Should I entrust my portfolio to a professional?

If you take care of it yourself, you can save money. If this is not for you, you should have several conversations, not just with one provider. This way you learn something new, can question points and, above all, compare them. All banks now offer sustainable investments. We have banks using more extensive criteria in the year examined in 2020.

What is the best way for investors to make their selection?

A basic rule is to spread your money well to reduce the risk of fluctuation. The first thing I should do is clarify my goals and my needs: How long can my money be invested and how great is my need for security? Then I can define my expectations of sustainability: Is excluding certain industries or behaviors enough for me, or do I want more? Before I finally have several consultations or make a choice myself, I should inform myself in detail. The portal can help, for example geld-bewegt.de the consumer advice center in Bremen.

Where can I invest my money if social justice is particularly important to me?

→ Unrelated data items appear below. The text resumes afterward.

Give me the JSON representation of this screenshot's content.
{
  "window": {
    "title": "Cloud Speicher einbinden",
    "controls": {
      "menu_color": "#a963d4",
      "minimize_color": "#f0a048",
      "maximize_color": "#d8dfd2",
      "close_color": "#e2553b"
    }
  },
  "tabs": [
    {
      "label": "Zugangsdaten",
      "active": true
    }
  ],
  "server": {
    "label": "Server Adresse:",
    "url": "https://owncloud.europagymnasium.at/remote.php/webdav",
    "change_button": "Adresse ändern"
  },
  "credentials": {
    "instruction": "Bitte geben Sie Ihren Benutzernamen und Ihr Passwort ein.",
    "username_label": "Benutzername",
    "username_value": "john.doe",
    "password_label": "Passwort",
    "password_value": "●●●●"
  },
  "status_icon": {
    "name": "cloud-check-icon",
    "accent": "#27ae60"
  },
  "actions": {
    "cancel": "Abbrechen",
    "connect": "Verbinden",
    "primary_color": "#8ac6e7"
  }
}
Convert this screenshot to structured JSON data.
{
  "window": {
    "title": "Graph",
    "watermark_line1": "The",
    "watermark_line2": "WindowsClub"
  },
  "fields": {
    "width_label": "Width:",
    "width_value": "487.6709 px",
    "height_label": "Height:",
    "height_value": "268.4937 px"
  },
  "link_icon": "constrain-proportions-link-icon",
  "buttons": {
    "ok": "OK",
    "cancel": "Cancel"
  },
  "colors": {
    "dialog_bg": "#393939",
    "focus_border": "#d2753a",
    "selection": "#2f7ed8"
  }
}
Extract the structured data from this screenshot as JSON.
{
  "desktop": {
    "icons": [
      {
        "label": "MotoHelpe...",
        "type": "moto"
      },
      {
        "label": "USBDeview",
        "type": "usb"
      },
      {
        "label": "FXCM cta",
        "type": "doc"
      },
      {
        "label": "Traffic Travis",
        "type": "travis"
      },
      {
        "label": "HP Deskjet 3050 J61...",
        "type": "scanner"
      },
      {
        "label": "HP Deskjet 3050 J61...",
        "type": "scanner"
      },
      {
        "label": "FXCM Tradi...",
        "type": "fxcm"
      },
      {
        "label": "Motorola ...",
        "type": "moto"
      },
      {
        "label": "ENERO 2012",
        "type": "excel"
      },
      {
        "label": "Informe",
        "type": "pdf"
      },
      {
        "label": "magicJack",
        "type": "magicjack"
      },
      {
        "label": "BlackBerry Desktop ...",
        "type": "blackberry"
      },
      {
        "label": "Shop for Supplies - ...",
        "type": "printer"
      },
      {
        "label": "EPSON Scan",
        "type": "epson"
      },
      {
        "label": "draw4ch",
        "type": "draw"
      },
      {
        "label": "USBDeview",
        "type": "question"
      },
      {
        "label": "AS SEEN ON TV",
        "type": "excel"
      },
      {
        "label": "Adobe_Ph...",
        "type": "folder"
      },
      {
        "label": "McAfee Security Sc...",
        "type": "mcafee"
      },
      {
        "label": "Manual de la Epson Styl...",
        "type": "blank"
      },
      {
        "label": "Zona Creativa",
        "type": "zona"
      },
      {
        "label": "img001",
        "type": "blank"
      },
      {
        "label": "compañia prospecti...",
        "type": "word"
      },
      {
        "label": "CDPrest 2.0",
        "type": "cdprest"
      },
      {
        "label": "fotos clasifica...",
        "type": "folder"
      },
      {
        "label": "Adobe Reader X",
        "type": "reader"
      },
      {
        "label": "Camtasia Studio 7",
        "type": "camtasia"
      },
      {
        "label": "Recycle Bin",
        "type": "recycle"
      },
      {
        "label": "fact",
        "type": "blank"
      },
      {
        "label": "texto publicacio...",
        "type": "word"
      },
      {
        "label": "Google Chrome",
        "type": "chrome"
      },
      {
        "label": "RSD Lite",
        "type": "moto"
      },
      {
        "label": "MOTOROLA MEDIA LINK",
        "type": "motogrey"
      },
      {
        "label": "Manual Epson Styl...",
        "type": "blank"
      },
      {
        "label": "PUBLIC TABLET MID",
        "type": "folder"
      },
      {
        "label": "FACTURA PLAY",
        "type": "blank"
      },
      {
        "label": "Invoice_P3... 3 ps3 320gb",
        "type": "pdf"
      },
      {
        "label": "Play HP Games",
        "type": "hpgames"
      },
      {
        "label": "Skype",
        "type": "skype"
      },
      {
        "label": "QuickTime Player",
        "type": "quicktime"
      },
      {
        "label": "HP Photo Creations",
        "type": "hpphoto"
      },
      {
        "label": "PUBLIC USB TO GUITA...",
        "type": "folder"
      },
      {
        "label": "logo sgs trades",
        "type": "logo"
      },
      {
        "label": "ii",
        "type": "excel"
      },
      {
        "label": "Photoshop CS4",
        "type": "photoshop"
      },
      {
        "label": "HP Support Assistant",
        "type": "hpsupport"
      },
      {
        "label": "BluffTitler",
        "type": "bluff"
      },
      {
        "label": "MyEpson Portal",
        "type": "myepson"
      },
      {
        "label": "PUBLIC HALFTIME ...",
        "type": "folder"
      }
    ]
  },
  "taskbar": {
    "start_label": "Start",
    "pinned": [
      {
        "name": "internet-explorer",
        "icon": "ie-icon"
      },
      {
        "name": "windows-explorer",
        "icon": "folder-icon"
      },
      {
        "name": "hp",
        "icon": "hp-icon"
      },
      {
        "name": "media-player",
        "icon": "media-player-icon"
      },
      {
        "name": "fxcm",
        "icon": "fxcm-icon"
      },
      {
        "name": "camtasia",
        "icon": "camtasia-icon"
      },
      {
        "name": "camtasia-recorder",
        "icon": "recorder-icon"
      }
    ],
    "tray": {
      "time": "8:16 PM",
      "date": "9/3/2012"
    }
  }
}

There are special products that focus on this. Here, too, there is no definition. Microfinance funds, for example, grant microloans to Third World countries. However, such funds are not right for every investor. You have to take a close look at that.

How popular are sustainable forms of investment now?

For a long time, sustainable investments were considered a niche, but that is no longer the case. Sales figures and the number of such products have increased rapidly in recent years. And according to a survey we conducted, more people who don’t invest in this way yet are interested in it. However, the perception of sustainability is also a process: in our survey in 2013, for example, the rejection of nuclear power was greater than now, but not so much of fossil fuels. Back then, Fukushima scared people, and today it is clear to many that Germany is phasing out nuclear energy. Instead, there is now much more talk about climate change and CO2 savings.